Mo, 35, was allegedly an obsessive gambler who borrowed and also stole money from the family as her debts mounted.

The court said Mo admitted to starting a fire in the living room of the family’s 18th-floor high-rise apartment in Hangzhou, planning to put it out quickly to play the hero and use the resulting goodwill to seek more money from her employers.

But the fire rapidly raged out of control and Mo escaped, leaving behind Lin’s 34-year-old wife Zhu Xiaozhen and three children aged six, nine, and 11 years, who all died of asphyxiation.

 

Lin has gained 2.3 million Weibo followers since he opened an account to document his efforts to seek justice.

“The devil has finally received the punishment of the law, the death penalty,” Lin said in a post on Friday.

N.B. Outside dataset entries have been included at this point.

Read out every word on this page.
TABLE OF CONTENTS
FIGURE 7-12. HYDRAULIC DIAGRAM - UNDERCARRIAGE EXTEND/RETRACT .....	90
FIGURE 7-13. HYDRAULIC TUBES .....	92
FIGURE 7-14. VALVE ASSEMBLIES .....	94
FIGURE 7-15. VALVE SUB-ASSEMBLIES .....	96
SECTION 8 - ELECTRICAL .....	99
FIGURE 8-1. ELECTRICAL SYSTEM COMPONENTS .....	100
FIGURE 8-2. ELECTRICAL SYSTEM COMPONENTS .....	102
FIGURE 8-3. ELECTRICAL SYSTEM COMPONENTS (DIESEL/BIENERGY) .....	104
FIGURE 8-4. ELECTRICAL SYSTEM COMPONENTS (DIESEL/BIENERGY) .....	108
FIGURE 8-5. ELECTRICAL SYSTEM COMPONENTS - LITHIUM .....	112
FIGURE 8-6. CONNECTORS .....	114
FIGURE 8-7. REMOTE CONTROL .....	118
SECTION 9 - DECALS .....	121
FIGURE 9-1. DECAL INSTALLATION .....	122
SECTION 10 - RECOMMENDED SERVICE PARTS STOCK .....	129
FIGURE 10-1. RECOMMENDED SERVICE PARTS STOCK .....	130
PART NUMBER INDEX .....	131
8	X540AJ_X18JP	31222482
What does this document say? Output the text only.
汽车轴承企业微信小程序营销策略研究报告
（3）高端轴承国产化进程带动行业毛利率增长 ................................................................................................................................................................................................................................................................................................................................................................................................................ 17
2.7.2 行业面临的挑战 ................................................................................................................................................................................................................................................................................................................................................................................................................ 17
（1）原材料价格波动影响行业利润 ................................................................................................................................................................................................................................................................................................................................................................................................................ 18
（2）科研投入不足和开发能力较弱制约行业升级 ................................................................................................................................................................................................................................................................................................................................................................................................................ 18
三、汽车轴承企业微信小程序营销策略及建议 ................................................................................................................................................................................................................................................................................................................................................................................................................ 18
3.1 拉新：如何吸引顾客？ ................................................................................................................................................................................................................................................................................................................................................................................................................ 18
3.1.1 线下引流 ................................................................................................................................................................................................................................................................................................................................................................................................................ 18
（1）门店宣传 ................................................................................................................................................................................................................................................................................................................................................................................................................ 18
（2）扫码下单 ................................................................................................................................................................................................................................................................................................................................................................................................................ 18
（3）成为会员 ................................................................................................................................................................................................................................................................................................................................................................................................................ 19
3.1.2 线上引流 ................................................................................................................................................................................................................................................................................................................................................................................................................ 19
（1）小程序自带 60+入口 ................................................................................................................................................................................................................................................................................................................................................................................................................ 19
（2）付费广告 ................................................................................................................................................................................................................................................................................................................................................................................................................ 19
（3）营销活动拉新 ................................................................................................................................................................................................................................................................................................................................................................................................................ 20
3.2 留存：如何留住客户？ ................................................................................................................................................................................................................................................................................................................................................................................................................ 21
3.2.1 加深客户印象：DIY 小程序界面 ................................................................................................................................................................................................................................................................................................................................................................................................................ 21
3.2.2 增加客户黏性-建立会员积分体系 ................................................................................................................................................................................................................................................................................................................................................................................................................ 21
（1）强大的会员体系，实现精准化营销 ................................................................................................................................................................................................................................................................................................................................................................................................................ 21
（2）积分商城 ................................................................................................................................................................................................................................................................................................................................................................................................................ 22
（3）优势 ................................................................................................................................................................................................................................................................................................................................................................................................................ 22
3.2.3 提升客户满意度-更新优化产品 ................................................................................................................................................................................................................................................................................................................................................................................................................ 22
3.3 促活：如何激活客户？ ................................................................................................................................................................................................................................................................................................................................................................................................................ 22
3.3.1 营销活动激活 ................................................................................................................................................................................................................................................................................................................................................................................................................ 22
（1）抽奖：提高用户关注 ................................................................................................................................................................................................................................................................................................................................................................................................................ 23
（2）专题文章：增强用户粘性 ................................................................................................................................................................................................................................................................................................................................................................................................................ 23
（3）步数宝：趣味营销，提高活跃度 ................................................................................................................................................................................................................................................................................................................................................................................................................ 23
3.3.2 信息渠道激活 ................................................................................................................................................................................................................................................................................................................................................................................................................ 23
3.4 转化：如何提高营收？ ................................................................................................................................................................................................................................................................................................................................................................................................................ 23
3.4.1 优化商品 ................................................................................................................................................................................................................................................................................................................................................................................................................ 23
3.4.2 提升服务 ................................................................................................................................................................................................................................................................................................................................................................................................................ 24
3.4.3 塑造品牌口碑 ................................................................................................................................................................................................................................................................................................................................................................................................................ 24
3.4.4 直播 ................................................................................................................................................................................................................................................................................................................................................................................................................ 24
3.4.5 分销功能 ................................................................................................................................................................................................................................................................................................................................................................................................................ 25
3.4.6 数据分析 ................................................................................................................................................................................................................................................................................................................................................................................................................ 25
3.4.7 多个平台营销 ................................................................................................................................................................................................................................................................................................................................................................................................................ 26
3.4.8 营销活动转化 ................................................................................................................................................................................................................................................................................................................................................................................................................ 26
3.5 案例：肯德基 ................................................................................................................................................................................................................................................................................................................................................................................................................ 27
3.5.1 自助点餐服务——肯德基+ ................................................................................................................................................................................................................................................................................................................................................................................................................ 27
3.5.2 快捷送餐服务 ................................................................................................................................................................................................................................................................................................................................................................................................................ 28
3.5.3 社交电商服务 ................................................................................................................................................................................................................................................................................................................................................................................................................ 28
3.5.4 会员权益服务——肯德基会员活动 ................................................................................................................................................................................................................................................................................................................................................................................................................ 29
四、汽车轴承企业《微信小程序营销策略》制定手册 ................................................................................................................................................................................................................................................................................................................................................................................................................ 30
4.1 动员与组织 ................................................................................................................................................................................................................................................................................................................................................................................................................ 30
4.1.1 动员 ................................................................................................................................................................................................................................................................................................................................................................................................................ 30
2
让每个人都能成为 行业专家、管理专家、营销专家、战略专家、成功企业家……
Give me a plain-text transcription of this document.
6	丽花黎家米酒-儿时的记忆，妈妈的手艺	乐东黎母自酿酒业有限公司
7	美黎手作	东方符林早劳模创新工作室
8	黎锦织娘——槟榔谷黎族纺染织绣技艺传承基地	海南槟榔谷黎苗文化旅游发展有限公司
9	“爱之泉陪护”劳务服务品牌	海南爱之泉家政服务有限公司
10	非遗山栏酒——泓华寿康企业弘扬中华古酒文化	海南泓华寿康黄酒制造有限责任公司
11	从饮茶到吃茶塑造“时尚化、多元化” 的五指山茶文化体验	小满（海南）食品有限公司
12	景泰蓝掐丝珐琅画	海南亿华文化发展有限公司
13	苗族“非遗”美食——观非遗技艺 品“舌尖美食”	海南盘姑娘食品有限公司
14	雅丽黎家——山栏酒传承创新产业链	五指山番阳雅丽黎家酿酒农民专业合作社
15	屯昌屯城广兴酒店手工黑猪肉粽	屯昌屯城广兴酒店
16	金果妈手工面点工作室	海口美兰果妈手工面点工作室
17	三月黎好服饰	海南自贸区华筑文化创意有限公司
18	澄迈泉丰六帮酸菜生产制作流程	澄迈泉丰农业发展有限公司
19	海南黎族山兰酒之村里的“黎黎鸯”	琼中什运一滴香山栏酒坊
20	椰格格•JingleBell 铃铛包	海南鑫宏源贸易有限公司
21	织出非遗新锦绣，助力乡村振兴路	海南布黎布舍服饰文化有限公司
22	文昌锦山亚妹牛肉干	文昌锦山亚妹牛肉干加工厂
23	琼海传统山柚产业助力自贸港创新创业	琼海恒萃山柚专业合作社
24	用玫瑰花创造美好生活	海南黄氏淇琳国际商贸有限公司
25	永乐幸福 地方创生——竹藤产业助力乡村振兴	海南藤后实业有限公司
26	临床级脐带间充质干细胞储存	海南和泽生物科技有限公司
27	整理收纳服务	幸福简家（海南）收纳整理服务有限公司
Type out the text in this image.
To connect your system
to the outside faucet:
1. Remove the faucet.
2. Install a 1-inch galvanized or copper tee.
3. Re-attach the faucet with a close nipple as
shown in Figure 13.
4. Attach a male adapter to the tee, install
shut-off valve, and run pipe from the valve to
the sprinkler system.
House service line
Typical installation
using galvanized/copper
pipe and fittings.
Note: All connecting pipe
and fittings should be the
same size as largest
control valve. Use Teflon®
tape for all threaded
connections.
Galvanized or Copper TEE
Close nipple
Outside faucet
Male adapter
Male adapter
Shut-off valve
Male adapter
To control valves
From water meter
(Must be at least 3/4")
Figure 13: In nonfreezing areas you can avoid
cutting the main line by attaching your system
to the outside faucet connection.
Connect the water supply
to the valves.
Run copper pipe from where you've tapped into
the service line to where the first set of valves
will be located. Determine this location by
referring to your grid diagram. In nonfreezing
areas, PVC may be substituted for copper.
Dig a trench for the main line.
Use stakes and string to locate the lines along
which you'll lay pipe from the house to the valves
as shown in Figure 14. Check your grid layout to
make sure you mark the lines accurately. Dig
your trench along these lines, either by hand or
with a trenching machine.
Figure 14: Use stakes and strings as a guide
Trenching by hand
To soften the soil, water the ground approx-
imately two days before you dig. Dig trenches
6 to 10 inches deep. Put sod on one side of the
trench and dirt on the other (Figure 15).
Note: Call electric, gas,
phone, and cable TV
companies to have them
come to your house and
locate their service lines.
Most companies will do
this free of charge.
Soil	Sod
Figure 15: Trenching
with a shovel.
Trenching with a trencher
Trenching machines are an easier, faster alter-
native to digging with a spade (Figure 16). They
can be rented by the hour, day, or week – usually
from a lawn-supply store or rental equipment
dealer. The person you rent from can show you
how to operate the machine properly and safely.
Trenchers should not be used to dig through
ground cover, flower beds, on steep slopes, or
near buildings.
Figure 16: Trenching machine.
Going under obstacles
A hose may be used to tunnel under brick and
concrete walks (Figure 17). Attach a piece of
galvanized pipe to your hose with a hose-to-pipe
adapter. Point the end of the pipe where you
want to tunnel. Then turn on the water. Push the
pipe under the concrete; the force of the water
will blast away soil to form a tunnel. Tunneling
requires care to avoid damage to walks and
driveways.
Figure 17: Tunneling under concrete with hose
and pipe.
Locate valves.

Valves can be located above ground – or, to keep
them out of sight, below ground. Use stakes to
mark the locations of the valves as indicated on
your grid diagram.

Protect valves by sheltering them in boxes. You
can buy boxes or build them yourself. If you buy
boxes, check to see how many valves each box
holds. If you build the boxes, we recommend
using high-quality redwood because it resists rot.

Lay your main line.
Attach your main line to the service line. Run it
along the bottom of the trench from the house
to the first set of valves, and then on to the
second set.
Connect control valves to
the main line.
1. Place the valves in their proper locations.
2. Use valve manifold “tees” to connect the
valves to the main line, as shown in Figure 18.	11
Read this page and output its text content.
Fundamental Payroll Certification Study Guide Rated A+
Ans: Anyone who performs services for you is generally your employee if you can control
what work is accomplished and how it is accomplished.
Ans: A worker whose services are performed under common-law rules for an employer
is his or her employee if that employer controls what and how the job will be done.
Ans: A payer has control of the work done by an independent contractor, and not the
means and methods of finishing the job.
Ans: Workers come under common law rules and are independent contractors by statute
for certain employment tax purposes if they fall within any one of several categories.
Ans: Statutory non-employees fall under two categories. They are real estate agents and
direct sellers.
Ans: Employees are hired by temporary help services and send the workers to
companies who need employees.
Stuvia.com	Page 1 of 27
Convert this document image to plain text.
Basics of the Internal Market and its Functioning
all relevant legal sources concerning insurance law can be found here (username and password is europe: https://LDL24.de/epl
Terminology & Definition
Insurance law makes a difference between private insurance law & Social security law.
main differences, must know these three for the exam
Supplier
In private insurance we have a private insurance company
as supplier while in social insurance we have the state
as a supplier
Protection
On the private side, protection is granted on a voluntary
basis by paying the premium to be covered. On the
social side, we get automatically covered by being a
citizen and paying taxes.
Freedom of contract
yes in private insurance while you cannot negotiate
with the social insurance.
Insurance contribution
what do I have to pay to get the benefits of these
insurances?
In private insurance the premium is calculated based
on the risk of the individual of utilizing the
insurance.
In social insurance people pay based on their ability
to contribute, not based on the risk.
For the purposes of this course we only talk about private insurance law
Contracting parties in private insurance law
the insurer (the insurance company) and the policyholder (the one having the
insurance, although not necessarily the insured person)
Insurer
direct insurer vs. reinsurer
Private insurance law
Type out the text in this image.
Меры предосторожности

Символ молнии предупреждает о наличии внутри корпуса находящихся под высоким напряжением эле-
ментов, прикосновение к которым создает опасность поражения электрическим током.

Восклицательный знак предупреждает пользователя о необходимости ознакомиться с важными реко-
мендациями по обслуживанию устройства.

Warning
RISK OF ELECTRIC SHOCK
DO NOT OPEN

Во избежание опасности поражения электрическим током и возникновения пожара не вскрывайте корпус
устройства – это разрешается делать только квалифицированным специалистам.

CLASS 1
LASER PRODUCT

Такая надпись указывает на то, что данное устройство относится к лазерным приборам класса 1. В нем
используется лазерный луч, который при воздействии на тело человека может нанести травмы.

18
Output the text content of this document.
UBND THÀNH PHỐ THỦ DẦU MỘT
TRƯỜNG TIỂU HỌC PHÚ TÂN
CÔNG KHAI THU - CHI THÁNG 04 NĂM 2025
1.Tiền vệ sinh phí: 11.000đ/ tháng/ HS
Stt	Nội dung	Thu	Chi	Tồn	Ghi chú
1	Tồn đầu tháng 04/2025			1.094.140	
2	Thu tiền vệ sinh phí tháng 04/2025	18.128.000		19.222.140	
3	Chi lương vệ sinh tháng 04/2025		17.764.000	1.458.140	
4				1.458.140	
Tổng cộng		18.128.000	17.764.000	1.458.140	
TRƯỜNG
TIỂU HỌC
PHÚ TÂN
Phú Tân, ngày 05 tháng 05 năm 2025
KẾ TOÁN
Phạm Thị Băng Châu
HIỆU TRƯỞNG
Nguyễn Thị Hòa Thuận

“I have suffered day and night for the past 200 days, and today finally received the verdict.”

Lin said he planned to pursue civil cases against other “powerful” parties who he blames for the deaths.

He did not offer specific details, but has previously blamed Greentown, the builder of the high-rise and a major listed property developer, saying poor safety features in the apartment complex contributed to a delayed fire-fighting response.

The fire department last year denied accusations that it was slow to respond, instead blaming low water pressure and a lack of required fire safety features in the building.

China regularly sees deadly fire disasters, often blamed on the lax enforcement or flouting of fire safety rules.